The New York Times runs a story about Muhammad Saad Iqbal, who claims he was tortured by the Egyptian government at the behest of the Bush administration:

But the full stories of individual detainees like Mr. Iqbal are only now emerging after years in which they were shuttled around the globe under the Bush administration's system of extraordinary rendition, which used foreign countries to interrogate and detain terrorism suspects in sites beyond the reach of American courts.

Likewise, the AP reported yesterday on the choice of Leon Panetta to head the CIA:

Obama is sending an unequivocal message that controversial administration policies approving harsh interrogations, waterboarding and extraordinary renditions - the secret transfer of prisoners to other governments with a history of torture - and warrantless wiretapping are over, said several officials.

I think the press is forgetting that it was Panetta's old boss Bill Clinton who first approved the use of extraordinary rendition, and he did so by approving a presidential directive that authorized the CIA to hand terror suspects over to...the Egyptian Mukhabarat.
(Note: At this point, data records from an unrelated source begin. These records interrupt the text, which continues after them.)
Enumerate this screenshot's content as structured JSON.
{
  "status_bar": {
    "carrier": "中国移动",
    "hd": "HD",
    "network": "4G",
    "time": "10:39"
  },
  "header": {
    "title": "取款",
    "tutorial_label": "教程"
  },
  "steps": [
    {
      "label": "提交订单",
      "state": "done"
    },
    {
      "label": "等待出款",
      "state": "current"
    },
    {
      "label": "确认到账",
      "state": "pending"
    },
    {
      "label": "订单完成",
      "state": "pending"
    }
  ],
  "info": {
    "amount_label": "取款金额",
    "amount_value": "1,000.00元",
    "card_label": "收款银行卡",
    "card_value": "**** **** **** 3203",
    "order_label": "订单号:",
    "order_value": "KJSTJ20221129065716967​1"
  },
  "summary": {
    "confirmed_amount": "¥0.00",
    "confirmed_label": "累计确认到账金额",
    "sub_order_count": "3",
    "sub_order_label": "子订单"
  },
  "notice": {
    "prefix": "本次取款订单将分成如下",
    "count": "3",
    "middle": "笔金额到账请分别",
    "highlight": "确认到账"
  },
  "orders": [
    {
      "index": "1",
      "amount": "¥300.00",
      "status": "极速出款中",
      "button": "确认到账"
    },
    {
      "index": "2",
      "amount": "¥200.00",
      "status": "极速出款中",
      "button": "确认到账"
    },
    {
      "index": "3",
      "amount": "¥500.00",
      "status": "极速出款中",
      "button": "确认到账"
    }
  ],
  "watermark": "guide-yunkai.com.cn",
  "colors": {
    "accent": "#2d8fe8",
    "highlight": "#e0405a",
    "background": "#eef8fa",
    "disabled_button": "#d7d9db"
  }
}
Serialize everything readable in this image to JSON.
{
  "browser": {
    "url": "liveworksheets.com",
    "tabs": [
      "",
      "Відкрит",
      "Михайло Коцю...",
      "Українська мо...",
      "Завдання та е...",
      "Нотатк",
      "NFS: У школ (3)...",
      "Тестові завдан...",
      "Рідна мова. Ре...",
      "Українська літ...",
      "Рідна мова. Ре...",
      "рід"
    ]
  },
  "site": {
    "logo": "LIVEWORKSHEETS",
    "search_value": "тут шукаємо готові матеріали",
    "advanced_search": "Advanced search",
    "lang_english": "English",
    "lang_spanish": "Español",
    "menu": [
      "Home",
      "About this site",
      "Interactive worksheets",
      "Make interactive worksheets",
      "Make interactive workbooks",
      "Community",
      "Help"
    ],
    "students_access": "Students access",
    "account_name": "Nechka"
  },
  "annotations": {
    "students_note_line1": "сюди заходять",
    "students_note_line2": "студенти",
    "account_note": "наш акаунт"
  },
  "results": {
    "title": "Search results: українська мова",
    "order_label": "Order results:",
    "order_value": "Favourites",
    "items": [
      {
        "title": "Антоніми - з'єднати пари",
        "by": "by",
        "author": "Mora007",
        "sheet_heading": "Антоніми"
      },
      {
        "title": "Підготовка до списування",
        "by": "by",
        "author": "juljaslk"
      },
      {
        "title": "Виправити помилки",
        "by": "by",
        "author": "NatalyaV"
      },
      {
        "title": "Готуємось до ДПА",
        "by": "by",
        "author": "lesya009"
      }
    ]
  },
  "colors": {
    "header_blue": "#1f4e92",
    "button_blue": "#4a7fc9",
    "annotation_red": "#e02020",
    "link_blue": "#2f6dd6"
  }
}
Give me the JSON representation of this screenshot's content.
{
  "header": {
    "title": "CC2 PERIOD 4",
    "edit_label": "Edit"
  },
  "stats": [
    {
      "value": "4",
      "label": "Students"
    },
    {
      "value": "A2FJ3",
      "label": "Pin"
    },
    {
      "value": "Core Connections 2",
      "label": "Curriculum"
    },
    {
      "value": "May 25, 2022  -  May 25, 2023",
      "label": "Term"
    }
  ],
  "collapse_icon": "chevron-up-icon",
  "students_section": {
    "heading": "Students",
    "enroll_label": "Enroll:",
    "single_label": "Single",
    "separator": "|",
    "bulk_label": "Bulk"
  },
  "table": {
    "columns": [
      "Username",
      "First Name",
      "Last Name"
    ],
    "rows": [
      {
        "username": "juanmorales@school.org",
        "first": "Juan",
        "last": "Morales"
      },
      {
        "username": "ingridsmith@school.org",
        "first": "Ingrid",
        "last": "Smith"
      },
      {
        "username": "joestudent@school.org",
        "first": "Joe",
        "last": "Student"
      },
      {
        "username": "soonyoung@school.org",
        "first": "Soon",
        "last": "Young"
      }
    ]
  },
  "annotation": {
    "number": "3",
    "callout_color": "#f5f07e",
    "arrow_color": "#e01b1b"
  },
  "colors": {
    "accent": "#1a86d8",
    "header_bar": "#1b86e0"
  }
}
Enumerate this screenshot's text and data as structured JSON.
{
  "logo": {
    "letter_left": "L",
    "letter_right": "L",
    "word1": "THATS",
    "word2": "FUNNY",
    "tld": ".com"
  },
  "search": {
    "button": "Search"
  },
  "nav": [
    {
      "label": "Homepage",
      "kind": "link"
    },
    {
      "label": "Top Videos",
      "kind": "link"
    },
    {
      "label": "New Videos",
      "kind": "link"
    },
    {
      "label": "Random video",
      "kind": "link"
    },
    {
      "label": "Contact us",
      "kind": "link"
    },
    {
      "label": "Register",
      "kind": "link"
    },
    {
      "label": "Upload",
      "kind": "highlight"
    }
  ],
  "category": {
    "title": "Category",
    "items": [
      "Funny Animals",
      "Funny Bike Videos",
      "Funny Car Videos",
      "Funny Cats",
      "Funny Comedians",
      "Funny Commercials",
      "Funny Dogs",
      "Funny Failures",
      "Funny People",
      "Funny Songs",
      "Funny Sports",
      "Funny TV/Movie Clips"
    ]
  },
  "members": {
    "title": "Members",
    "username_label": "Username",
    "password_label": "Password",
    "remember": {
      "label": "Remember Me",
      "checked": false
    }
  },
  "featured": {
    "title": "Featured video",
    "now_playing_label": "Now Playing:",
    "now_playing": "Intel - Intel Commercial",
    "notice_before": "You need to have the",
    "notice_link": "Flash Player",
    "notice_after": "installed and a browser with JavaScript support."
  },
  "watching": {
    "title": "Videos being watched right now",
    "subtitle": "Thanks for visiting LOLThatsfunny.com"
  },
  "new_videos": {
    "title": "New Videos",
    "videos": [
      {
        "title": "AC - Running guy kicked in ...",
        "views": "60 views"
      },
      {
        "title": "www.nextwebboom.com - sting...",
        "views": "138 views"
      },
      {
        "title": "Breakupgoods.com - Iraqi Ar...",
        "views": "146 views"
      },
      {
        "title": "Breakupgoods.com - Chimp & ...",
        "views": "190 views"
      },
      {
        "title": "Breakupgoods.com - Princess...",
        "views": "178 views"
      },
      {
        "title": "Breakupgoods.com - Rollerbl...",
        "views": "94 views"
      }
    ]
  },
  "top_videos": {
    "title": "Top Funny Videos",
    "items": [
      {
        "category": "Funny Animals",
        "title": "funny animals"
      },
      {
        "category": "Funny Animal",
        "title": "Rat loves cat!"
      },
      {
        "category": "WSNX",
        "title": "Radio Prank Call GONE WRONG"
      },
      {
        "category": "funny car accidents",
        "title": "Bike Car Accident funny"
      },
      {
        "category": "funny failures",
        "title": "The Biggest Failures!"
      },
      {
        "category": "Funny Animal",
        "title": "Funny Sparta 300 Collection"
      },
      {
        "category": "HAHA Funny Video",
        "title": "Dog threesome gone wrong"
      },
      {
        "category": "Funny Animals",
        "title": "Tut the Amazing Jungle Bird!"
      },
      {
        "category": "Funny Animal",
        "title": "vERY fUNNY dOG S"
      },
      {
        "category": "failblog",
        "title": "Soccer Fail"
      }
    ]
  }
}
There is a tendency for the left to imagine that the Bush administration represents a clean break with the previously lawful and humane history of the executive branch of government, and that the Obama administration will represent a return to that better tradition. In truth, there is considerable continuity between the Clinton administration policies and those that followed, as there almost certainly will be as this new administration takes up the reins -- and Panetta will presumably enter office with some hands on experience in the kind of rendition to which Muhammad Saad Iqbal claims he was subjected.